|All loaded up on the Nissan|
Not too long ago, I pulled the trigger on a kayak. It was a fantastic Ebay find that I couldn't pass up. The kayak is a 2011 Jackson Coosa Elite and was a lightly used demo.
I had originally set the morning hours of this past Sunday aside to go do some salmon fishing. Unfortunately, those plans never really fell into place, so I decided to take advantage of the opportunity and take the new yak out.
After a bit of playing around and a few different attempts, I found the easiest way to load her up in the back of my Nissan Frontier. Once I was all loaded up, I headed out to my first choice of locations - the bowfin spot. Unfortunately, as I arrived, it was still way too swampy for me and I didn't feel like taking my first kayak trip in the smelly swamp. Instead, I decided to go to the Route 6 quarries in Joliet that opened to the public earlier this year.
Upon my arrival, I unloaded the kayak and set her down by the waters edge. I grabbed all of my tackle and loaded her up. I have to admit that this thing looks fantastic when it's loaded with gear and has a couple of 7' casting rods loaded into the factory rod holders. Once I finished loading her, there was only one thing left to do....

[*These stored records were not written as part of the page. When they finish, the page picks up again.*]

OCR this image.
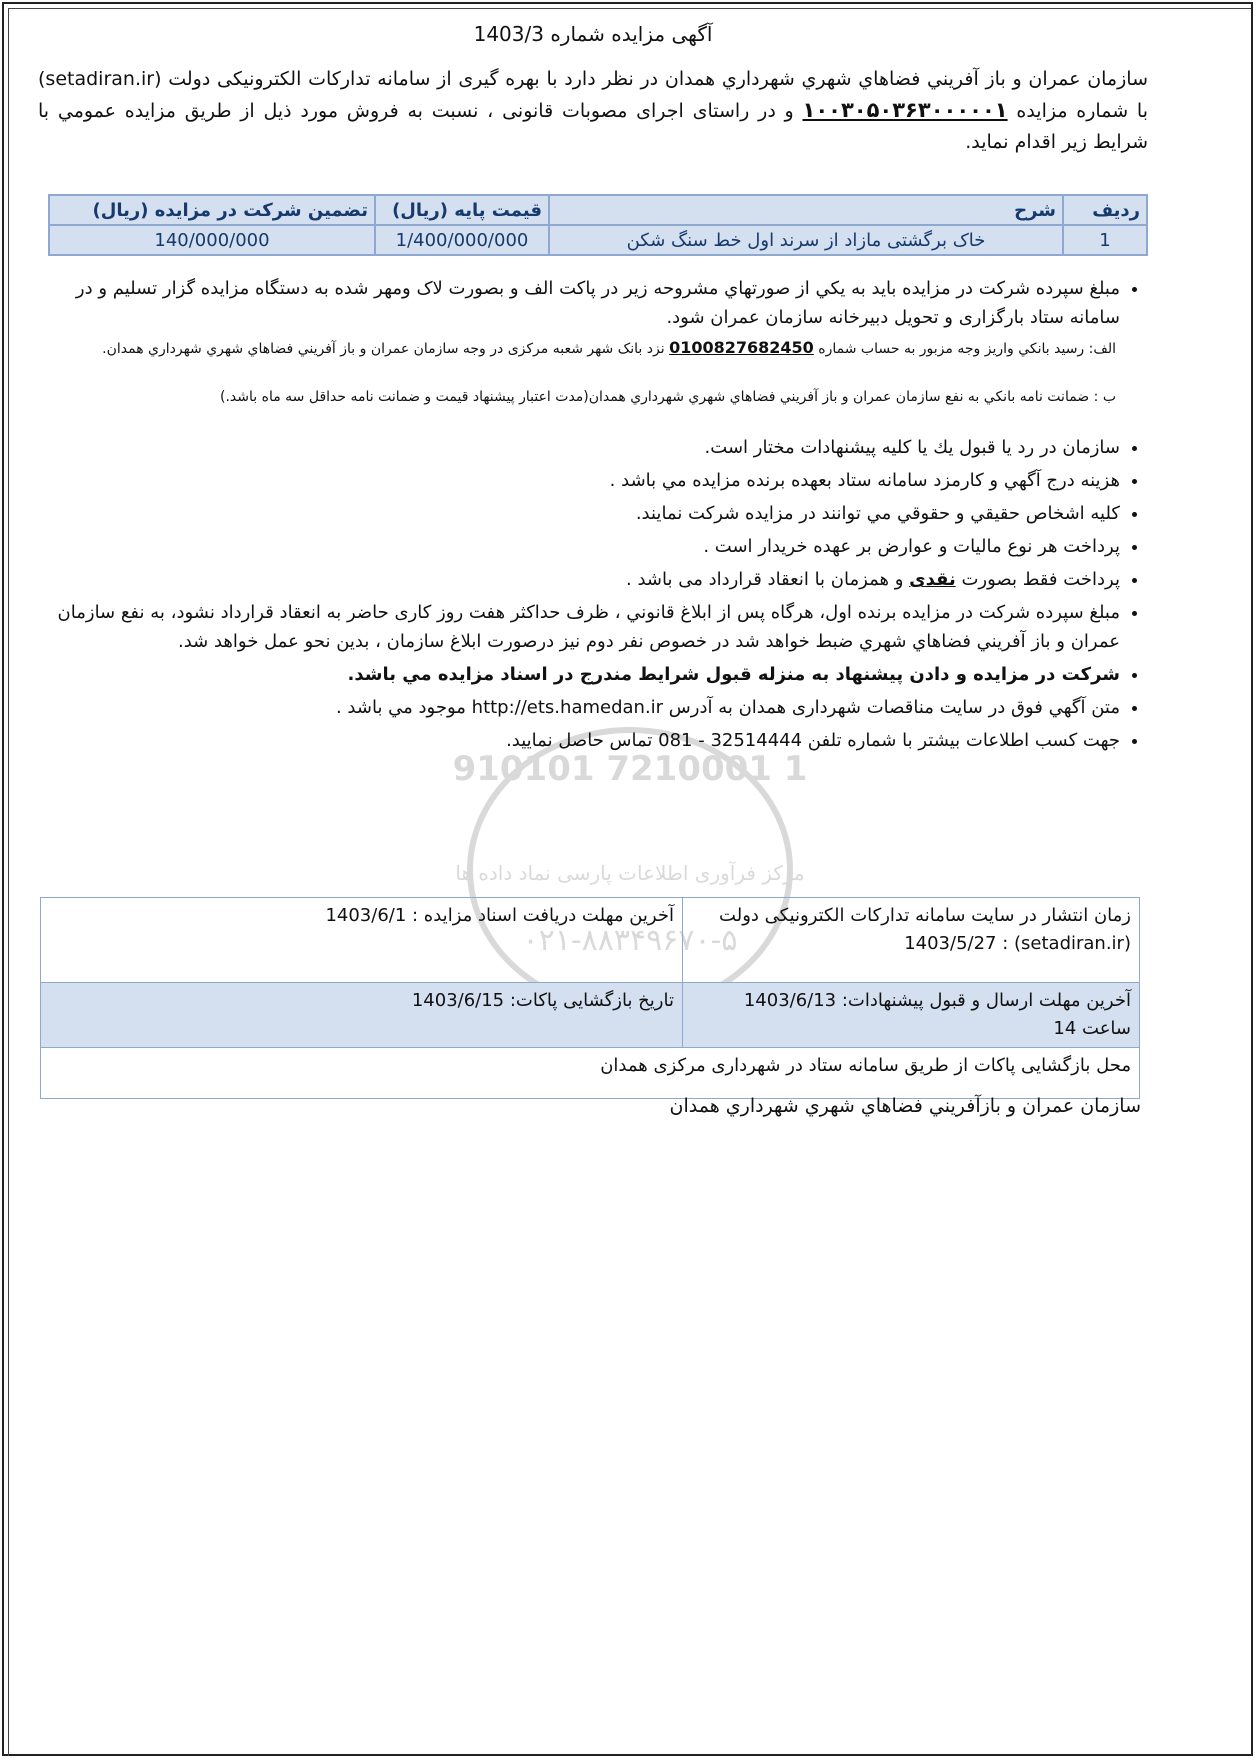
910101 7210001 1
مرکز فرآوری اطلاعات پارسی نماد داده ها
۰۲۱-۸۸۳۴۹۶۷۰-۵
آگهی مزایده شماره 1403/3

سازمان عمران و باز آفريني فضاهاي شهري شهرداري همدان در نظر دارد با بهره گيری از سامانه تداركات الكترونيكی دولت (setadiran.ir) با شماره مزايده ۱۰۰۳۰۵۰۳۶۳۰۰۰۰۰۱ و در راستای اجرای مصوبات قانونی ، نسبت به فروش مورد ذيل از طريق مزايده عمومي با شرايط زير اقدام نمايد.

رديف	شرح	قیمت پایه (ریال)	تضمين شركت در مزايده (ريال)
1	خاک برگشتی مازاد از سرند اول خط سنگ شکن	1/400/000/000	140/000/000
• مبلغ سپرده شركت در مزايده بايد به يكي از صورتهاي مشروحه زير در پاكت الف و بصورت لاک ومهر شده به دستگاه مزايده گزار تسليم و در سامانه ستاد بارگزاری و تحويل دبيرخانه سازمان عمران شود.
الف: رسيد بانكي واريز وجه مزبور به حساب شماره 0100827682450 نزد بانک شهر شعبه مرکزی در وجه سازمان عمران و باز آفريني فضاهاي شهري شهرداري همدان.
ب : ضمانت نامه بانكي به نفع سازمان عمران و باز آفريني فضاهاي شهري شهرداري همدان(مدت اعتبار پيشنهاد قيمت و ضمانت نامه حداقل سه ماه باشد.)
• سازمان در رد يا قبول يك يا كليه پيشنهادات مختار است.
• هزينه درج آگهي و كارمزد سامانه ستاد بعهده برنده مزايده مي باشد .
• كليه اشخاص حقيقي و حقوقي مي توانند در مزايده شركت نمايند.
• پرداخت هر نوع ماليات و عوارض بر عهده خريدار است .
• پرداخت فقط بصورت نقدی و همزمان با انعقاد قرارداد می باشد .
• مبلغ سپرده شركت در مزايده برنده اول، هرگاه پس از ابلاغ قانوني ، ظرف حداكثر هفت روز كاری حاضر به انعقاد قرارداد نشود، به نفع سازمان عمران و باز آفريني فضاهاي شهري ضبط خواهد شد در خصوص نفر دوم نيز درصورت ابلاغ سازمان ، بدين نحو عمل خواهد شد.
• شركت در مزايده و دادن پيشنهاد به منزله قبول شرايط مندرج در اسناد مزايده مي باشد.
• متن آگهي فوق در سايت مناقصات شهرداری همدان به آدرس http://ets.hamedan.ir موجود مي باشد .
• جهت كسب اطلاعات بيشتر با شماره تلفن 32514444 - 081 تماس حاصل نماييد.
زمان انتشار در سايت سامانه تداركات الكترونيكی دولت (setadiran.ir) : 1403/5/27	آخرين مهلت دريافت اسناد مزايده : 1403/6/1
آخرين مهلت ارسال و قبول پيشنهادات: 1403/6/13 ساعت 14	تاريخ بازگشايی پاكات: 1403/6/15
محل بازگشایی پاکات از طریق سامانه ستاد در شهرداری مرکزی همدان	
سازمان عمران و بازآفريني فضاهاي شهري شهرداري همدان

Keep in mind, I am brand new to kayaking and this was my first trip. With that being said, I nervously pushed off and gave it a couple of quick paddles. I found myself to be quite shaky out there and I was constantly correcting my self. The kayak would lean slightly left and I would over correct to the right. Am I saying that the kayak is unstable? Definitely not - I was just overly nervous.
Once I figured out that this wasn't going to tip, I decided to just relax and quit being such a baby; after all, I have a life jacket on and the water is nice and clean. Sure enough, as soon as I relaxed, everything fell into place. There were no more feelings of tipping or unsteadiness. Instead, I paddled out to the opposite end of the lake where there were a number of islands. I couldn't help but notice how easy the paddle was and how nice it felt to be out there. Now it was time to fish!

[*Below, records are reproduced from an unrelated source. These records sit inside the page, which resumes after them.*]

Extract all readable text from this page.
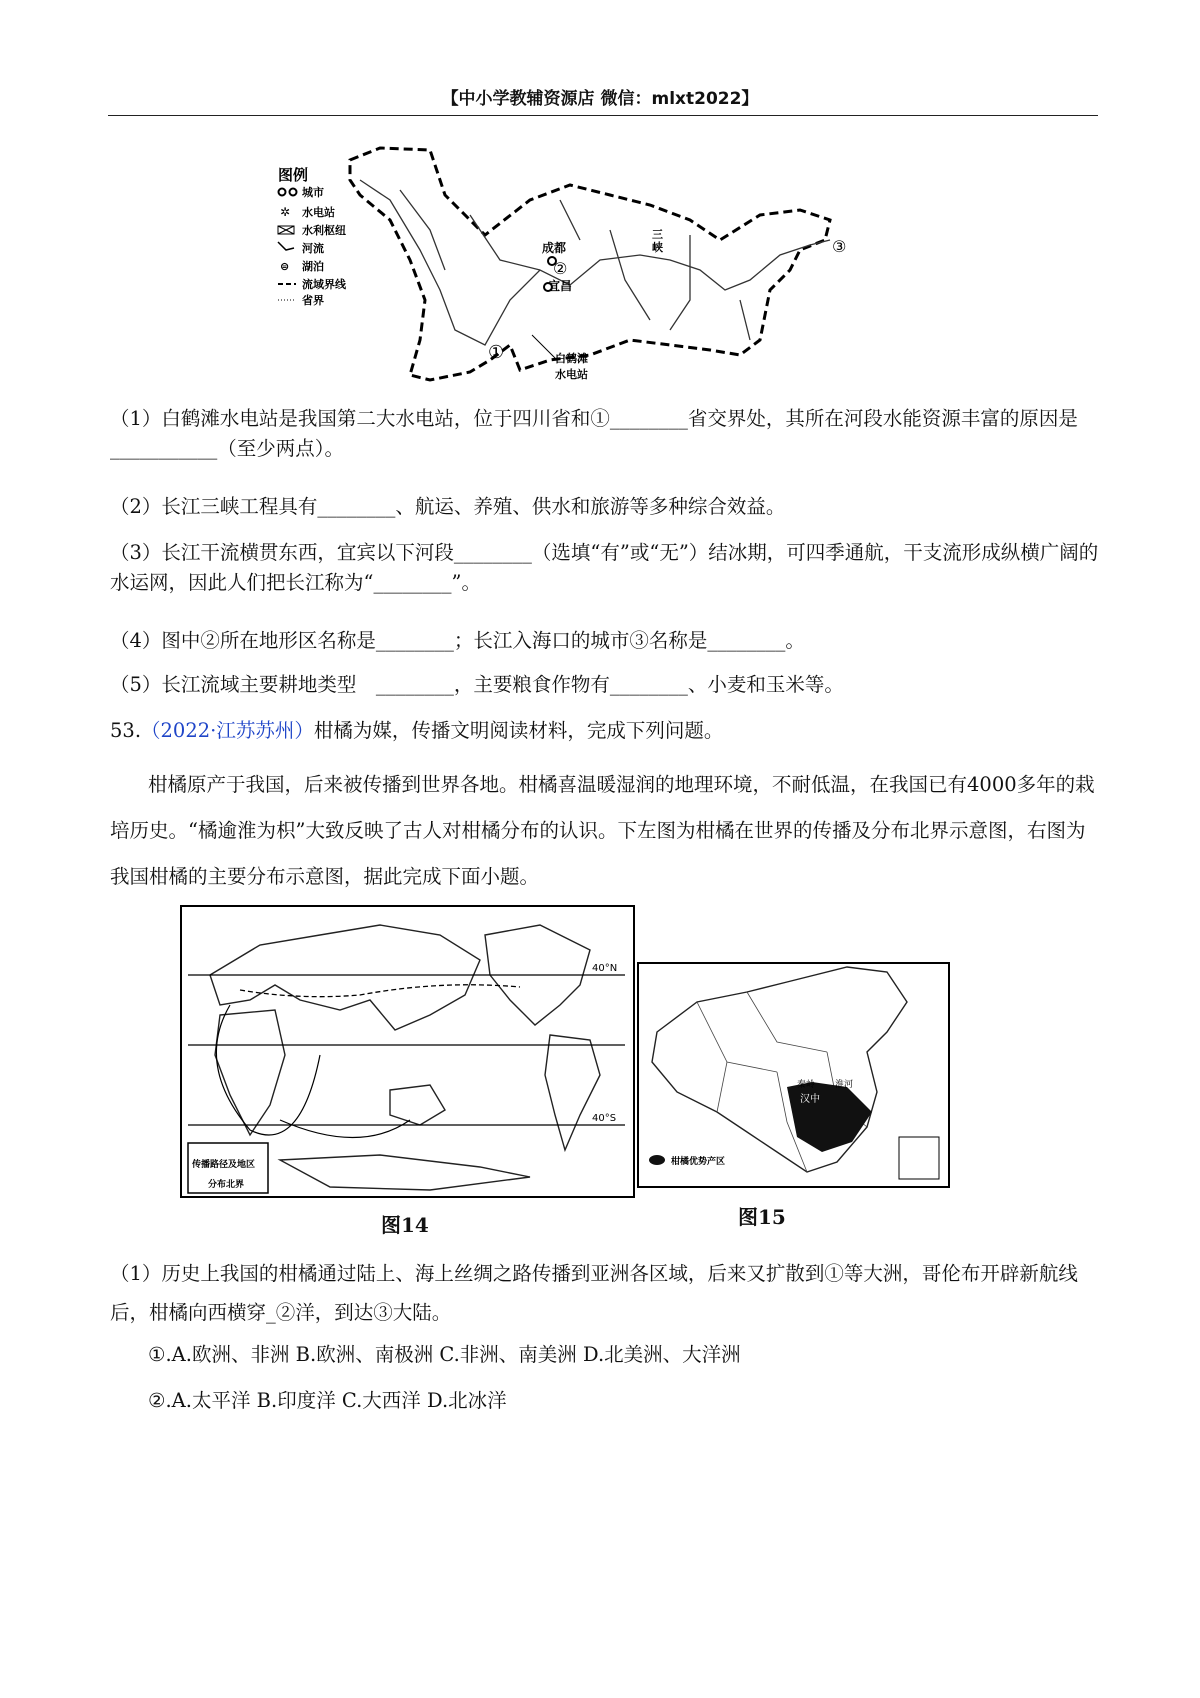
【中小学教辅资源店 微信：mlxt2022】
图例
城市
✲ 水电站
水利枢纽
河流
⊜ 湖泊
流域界线
省界
成都
宜昌
②
三
峡	③
①	白鹤滩
水电站
（1）白鹤滩水电站是我国第二大水电站，位于四川省和①________省交界处，其所在河段水能资源丰富的原因是___________（至少两点）。
（2）长江三峡工程具有________、航运、养殖、供水和旅游等多种综合效益。
（3）长江干流横贯东西，宜宾以下河段________（选填“有”或“无”）结冰期，可四季通航，干支流形成纵横广阔的水运网，因此人们把长江称为“________”。
（4）图中②所在地形区名称是________；长江入海口的城市③名称是________。
（5）长江流域主要耕地类型　________，主要粮食作物有________、小麦和玉米等。
53.（2022·江苏苏州）柑橘为媒，传播文明阅读材料，完成下列问题。
柑橘原产于我国，后来被传播到世界各地。柑橘喜温暖湿润的地理环境，不耐低温，在我国已有4000多年的栽培历史。“橘逾淮为枳”大致反映了古人对柑橘分布的认识。下左图为柑橘在世界的传播及分布北界示意图，右图为我国柑橘的主要分布示意图，据此完成下面小题。
40°N
40°S
传播路径及地区
分布北界
图14
汉中
秦岭 淮河
柑橘优势产区
图15
（1）历史上我国的柑橘通过陆上、海上丝绸之路传播到亚洲各区域，后来又扩散到①等大洲，哥伦布开辟新航线后，柑橘向西横穿_②洋，到达③大陆。
①.A.欧洲、非洲 B.欧洲、南极洲 C.非洲、南美洲 D.北美洲、大洋洲
②.A.太平洋 B.印度洋 C.大西洋 D.北冰洋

I reached behind me and grabbed one of my rods and started casting a natural color swim jig. This took me a minute to get used to this as well as I am not used to casting from a low sitting position. With a few minutes, I had my first bite. I set the hook and after a few seconds, whatever it was came off and so did half of the rubber paddle tail trailer. I am thinking something with teeth grabbed that baby. I also noticed that when I set the hook, the whole kayak changed directions. I wanted to cast back to that same spot, but was now facing the wrong way, so I put the pole down and grabbed the paddle for a quick direction change. Which brings me to my next point - modifications!
I was out there for a few hours total and in that time, I already found a few things that I want to change or add to the Coosa. In it's factory form, it is a fantastic kayak with a ton of great options like an unbelievably comfortable seat. Best of all, it is clean slate to customize at will. So here are a few things I will be adding to it:
1. Rod holder in front of the seat. I did a little bit of trolling and found it difficult to know when I got bit. The only tell tale sign was when paddling seemed to get a bit harder. I would like to be able to view the rods a bit better; this will be great for trolling the big lake for salmon and trout.
2. Anchor/drag chain set up. I think I will ultimately have a chain in the back and anchor up front.
3. Depth finder
4. Easier location to put the paddle. This way, I can quickly grab it if I need to change direction.
As of right now, I think that's about it! I am sure it will be a constantly evolving thing, but for now, I am beyond satisfied.